The generation, transmission and detection of magnons in graphene/2D magnet heterostructures

Spin waves, also known as magnons, are low-energy collective excitations of a magnetic system. The generation and control of magnons offer an alternative and potentially low-energy pathway of transmitting quantum information. Magnons are charge neutral and therefore more difficult to detect. Following previous studies [1][2], here we present an electric emission/detection scheme that allows the studies of magnons in a van der Waals magnet through the use of graphene quantum Hall edge states. We make graphene/2D magnet heterostructures and launch and detect magnons through non-local transport measurements in different regions of the device connected by the 2D magnet sheet only. Magnon transmission through the 2D magnet is observed.
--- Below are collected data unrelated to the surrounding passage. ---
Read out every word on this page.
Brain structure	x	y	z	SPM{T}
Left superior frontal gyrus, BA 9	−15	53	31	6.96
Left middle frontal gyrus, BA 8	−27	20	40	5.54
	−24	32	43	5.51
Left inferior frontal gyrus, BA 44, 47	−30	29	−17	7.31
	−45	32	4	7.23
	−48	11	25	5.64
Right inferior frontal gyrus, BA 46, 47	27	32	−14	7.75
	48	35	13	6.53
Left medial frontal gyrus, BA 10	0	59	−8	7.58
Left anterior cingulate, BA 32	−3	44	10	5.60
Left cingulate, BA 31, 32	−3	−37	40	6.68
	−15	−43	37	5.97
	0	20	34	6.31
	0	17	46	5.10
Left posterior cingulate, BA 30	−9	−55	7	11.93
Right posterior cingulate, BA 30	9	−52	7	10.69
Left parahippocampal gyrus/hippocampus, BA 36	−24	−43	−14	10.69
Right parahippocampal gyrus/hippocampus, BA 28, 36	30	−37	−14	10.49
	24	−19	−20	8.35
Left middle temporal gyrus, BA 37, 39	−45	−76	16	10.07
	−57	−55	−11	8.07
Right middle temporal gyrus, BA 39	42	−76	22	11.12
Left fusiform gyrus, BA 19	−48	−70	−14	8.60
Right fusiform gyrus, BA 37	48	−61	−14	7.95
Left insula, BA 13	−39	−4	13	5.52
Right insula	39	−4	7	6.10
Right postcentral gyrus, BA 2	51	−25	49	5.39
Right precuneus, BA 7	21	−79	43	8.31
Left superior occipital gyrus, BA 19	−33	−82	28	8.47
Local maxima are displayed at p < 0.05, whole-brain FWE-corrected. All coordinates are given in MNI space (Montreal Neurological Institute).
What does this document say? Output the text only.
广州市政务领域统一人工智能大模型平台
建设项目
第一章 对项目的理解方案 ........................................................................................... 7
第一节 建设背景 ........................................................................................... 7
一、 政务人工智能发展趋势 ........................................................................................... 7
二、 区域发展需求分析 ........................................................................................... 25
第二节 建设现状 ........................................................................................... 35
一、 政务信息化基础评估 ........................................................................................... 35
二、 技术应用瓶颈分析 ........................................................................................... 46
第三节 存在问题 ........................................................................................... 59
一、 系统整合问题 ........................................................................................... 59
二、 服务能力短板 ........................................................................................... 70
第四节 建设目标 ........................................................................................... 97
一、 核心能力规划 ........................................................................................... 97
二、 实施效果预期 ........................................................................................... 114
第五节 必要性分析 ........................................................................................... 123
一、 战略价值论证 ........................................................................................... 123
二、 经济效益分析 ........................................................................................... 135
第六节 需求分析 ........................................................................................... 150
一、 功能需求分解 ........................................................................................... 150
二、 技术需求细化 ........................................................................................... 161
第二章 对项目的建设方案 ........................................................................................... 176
We analyze the dc bias, temperature, power and magnetic field dependence of the non-local signal to understand this process, which involves the emission of magnons in graphene, transmission through the graphene/magnet interface, and the detection in graphene again. This method can potentially be used to study the ground state magnetism and excitations of a large number of 2D magnets.

References:

[1] Wei et al, Electrical generation and detection of spin waves in a quantum Hall ferromagnet. Science, 2018, 362(6411), 229-233.

[2] Fu, et al, Gapless spin wave transport through a quantum canted antiferromagnet. Physical Review X, 2021, 11(2), 021012.